59. Maillot et dentelle
Liam
L’avion décolle doucement et j’observe le paysage par le hublot. J’aperçois l’océan qui prend de plus en plus de place dans ce que je peux voir alors que l’appareil fait un grand demi-tour pour se diriger vers le nord et Chicago. Personne ne s’est assis à côté de moi, il faut dire que je suis d’une humeur exécrable. On s’est pris une véritable dérouillée et aucun de mes coéquipiers n’a l’air de trouver ça grave, ce qui m’a encore plus énervé. Et pourtant, perdre de plus de dix points contre nos rivaux de Floride, moi, ça me fait mal. En plus, on n’a mis aucune pression, il n’y a eu aucune révolte, j’ai eu l’impression d’être le seul qui voulait gagner. Et contre cinq adversaires, ce n’était pas suffisant. Bref, j’ai poussé un vrai coup de gueule dans le vestiaire à la fin du match avant d’aller m’excuser auprès des quelques supporters qui nous ont accompagnés. Et là, j’ai la rage, j’aurais tellement aimé réussir la saison parfaite, que des victoires, et voilà que cet objectif est déjà mort. Il ne faudrait pas que cette première défaite de la saison en annonce d’autres, si on veut remporter le titre…
Quand nous atterrissons quelques heures plus tard, le coach vient me voir avant que je ne parte et ne sorte de l’aéroport.
— Désolé, Coach, j’ai pas réussi à les motiver pour gagner, lui lancé-je alors qu’il s’approche de moi.
— Arrête de t’en vouloir pour toute l’équipe, chacun porte sa responsabilité. Tu n’es pas le seul fautif, vous êtes un groupe.
— Un groupe a besoin d’un leader et là, j’ai merdé, Coach. Tu sais, je comprendrais si tu me retirais le brassard… Ce serait mérité.
— Ce n’est pas au programme. Arrête de te faire du souci, Liam, ça arrive de perdre, sourit-il en me donnant une tape dans le dos. Vous allez morfler au prochain entraînement et ça ira.

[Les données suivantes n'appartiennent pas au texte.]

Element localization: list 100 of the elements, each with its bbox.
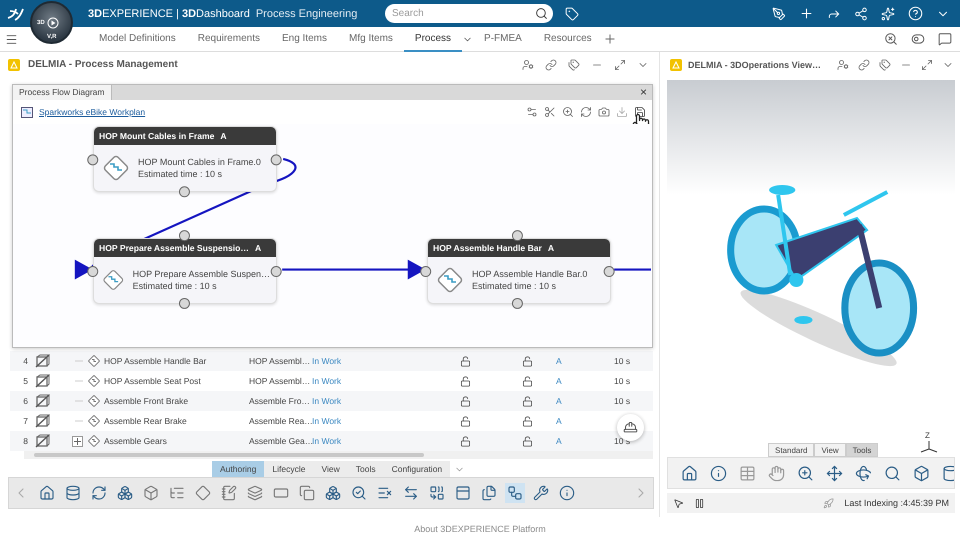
unlock-icon[interactable] [460, 356, 471, 366]
tab[interactable]: Eng Items [270, 26, 338, 52]
unlock-icon[interactable] [522, 416, 533, 426]
horizontal-scrollbar[interactable] [24, 451, 653, 459]
layers-icon [247, 485, 263, 501]
connection-port[interactable] [178, 230, 190, 242]
settings-icon[interactable] [526, 106, 538, 118]
toolbar-button[interactable] [297, 483, 317, 503]
unlock-icon[interactable] [522, 356, 533, 366]
connection-port[interactable] [270, 266, 282, 278]
workplan-link[interactable]: Sparkworks eBike Workplan [39, 107, 146, 117]
scissors-icon[interactable] [544, 106, 556, 118]
state-link[interactable]: In Work [312, 416, 452, 426]
footer-link[interactable]: About 3DEXPERIENCE Platform [414, 524, 546, 534]
network-icon[interactable] [854, 6, 868, 20]
pointer-icon[interactable] [673, 498, 684, 508]
rocket-icon[interactable] [823, 498, 834, 508]
tab[interactable]: Mfg Items [338, 26, 404, 52]
camera-icon[interactable] [598, 106, 610, 118]
help-icon[interactable] [908, 6, 923, 21]
toggle-icon[interactable] [911, 32, 925, 46]
process-node[interactable]: HOP Assemble Handle Bar A HOP Assemble Handle Bar.0 Estimated time : 10 s [427, 238, 611, 304]
toolbar-button[interactable] [557, 483, 577, 503]
connection-port[interactable] [178, 186, 190, 198]
unlock-icon[interactable] [522, 396, 533, 406]
table-row[interactable]: 4 HOP Assemble Handle Bar HOP Assembl… In Work A 10 s [10, 351, 653, 371]
process-node[interactable]: HOP Prepare Assemble Suspensio… A HOP Prepare Assemble Suspen… Estimated time : 10 s [93, 238, 277, 304]
toolbar-tab[interactable]: Lifecycle [264, 461, 314, 477]
viewer-tab[interactable]: Tools [846, 443, 878, 457]
unlock-icon[interactable] [522, 436, 533, 446]
connection-port[interactable] [512, 298, 523, 309]
add-icon[interactable] [799, 6, 814, 21]
tab[interactable]: Model Definitions [88, 26, 187, 52]
workplan-icon [21, 106, 33, 118]
revision-link[interactable]: A [556, 396, 614, 406]
connection-port[interactable] [420, 266, 432, 278]
unlock-icon[interactable] [460, 416, 471, 426]
tab[interactable]: Resources [532, 26, 603, 52]
toolbar-button[interactable] [323, 483, 343, 503]
logo-icon[interactable] [6, 6, 26, 22]
add-tab-icon[interactable] [602, 32, 617, 46]
viewer-tab[interactable]: Standard [768, 443, 814, 457]
sparkle-icon[interactable] [881, 6, 895, 20]
close-button[interactable]: × [634, 85, 652, 100]
user-icon[interactable] [837, 58, 849, 70]
revision-link[interactable]: A [556, 436, 614, 446]
toolbar-button[interactable] [531, 483, 551, 503]
tag-icon[interactable] [565, 6, 579, 20]
node-title: HOP Mount Cables in Frame [99, 131, 214, 141]
maximize-icon[interactable] [921, 58, 933, 70]
estimated-time: Estimated time : 10 s [472, 281, 558, 291]
connection-port[interactable] [604, 266, 615, 278]
state-link[interactable]: In Work [312, 436, 452, 446]
process-node[interactable]: HOP Mount Cables in Frame A HOP Mount Cables in Frame.0 Estimated time : 10 s [93, 126, 277, 192]
revision-link[interactable]: A [556, 356, 614, 366]
state-link[interactable]: In Work [312, 396, 452, 406]
revision-link[interactable]: A [556, 416, 614, 426]
search-field[interactable]: Search [385, 4, 553, 23]
state-link[interactable]: In Work [312, 356, 452, 366]
toolbar-tab[interactable]: Tools [348, 461, 384, 477]
pen-icon[interactable] [772, 6, 786, 20]
user-icon[interactable] [522, 58, 534, 70]
connection-port[interactable] [512, 230, 523, 242]
zoom-icon[interactable] [562, 106, 574, 118]
unlock-icon[interactable] [460, 396, 471, 406]
table-row[interactable]: 6 Assemble Front Brake Assemble Fro… In Work A 10 s [10, 391, 653, 411]
search-icon[interactable] [535, 7, 548, 20]
toolbar-tab[interactable]: Configuration [384, 461, 450, 477]
tags-icon[interactable] [879, 58, 891, 70]
state-link[interactable]: In Work [312, 376, 452, 386]
workflow-icon [507, 485, 523, 501]
toolbar-button[interactable] [219, 483, 239, 503]
viewer-tab[interactable]: View [814, 443, 846, 457]
pause-icon[interactable] [694, 498, 705, 508]
expand-button[interactable] [72, 436, 83, 446]
tab[interactable]: P-FMEA [473, 26, 533, 52]
save-icon[interactable] [634, 106, 646, 118]
connection-port[interactable] [87, 266, 98, 278]
unlock-icon[interactable] [460, 376, 471, 386]
revision-link[interactable]: A [556, 376, 614, 386]
unlock-icon[interactable] [460, 436, 471, 446]
connection-port[interactable] [270, 154, 282, 166]
toolbar-tab[interactable]: View [313, 461, 348, 477]
tags-icon[interactable] [568, 58, 580, 70]
toolbar-button[interactable] [193, 483, 213, 503]
toolbar-button[interactable] [115, 483, 135, 503]
toolbar-tab[interactable]: Authoring [212, 461, 264, 477]
tab[interactable]: Requirements [186, 26, 271, 52]
unlock-icon[interactable] [522, 376, 533, 386]
maximize-icon[interactable] [614, 58, 626, 70]
link-icon[interactable] [545, 58, 557, 70]
menu-icon[interactable] [5, 32, 18, 46]
toolbar-button[interactable] [245, 483, 265, 503]
toolbar-button[interactable] [505, 483, 525, 503]
tab[interactable]: Process [404, 26, 462, 52]
link-icon[interactable] [858, 58, 870, 70]
chat-icon[interactable] [938, 32, 952, 46]
search-icon[interactable] [884, 32, 898, 46]
refresh-icon[interactable] [580, 106, 592, 118]
connection-port[interactable] [87, 154, 98, 166]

— Compte sur moi pour relayer tes demandes, il faut qu’on souffre un peu. On se croyait tout beaux, on n’est pas les meilleurs, il y en a qui l’ont oublié. J’espère que ça ne remettra pas en cause mes possibilités d’être retenu par une équipe de la NBA, c’est tout, avoué-je alors que l’air froid de la nuit de Chicago nous surprend après la douceur de la Floride.
— Les recruteurs ne se contentent pas d’un match et d’un seul pour trouver leurs futurs joueurs, Liam. Et puis, crois-moi, s’ils devaient changer d’avis, ce ne serait pas à ton sujet. Tu as tout donné, gamin. Et tu es plus en forme, c’est bien.
Je souris et le salue, même si je ne suis pas convaincu. Il a beau dire que j’ai tout donné, ce n’était pas suffisant et j’ai vraiment peur que l’on soit désormais entraîné dans une spirale de la défaite, comme on l’était pour les victoires qu’on a enchaînées. Je m’enfonce dans un taxi qui me ramène chez moi et me plonge dans mes pensées qui me ramènent toutes à ce match raté. Et pourtant, on menait à la fin du premier quart temps. Qu’est-ce que j’ai pu rater pour que ça dérape comme ça par la suite ?
Je paie le taxi et le chauffeur empoche l’argent sans un mot avant de refermer son carreau, et je l’observe partir, seul, dans la nuit. Je me demande si un jour, c’est ce genre de travail que je ferai ou bien si je réussirai à faire carrière dans le basket. Au niveau où je suis, tout est possible encore, le meilleur comme le pire. Quand j’entre dans la cuisine, j’ai la surprise de constater que mon père n’est pas couché. Il m’attend au salon en regardant la télévision et me fait signe de m’installer à côté de lui, sur le canapé.
— Ça va, Fils ? J’ai vu le résultat du match sur le site de l’université...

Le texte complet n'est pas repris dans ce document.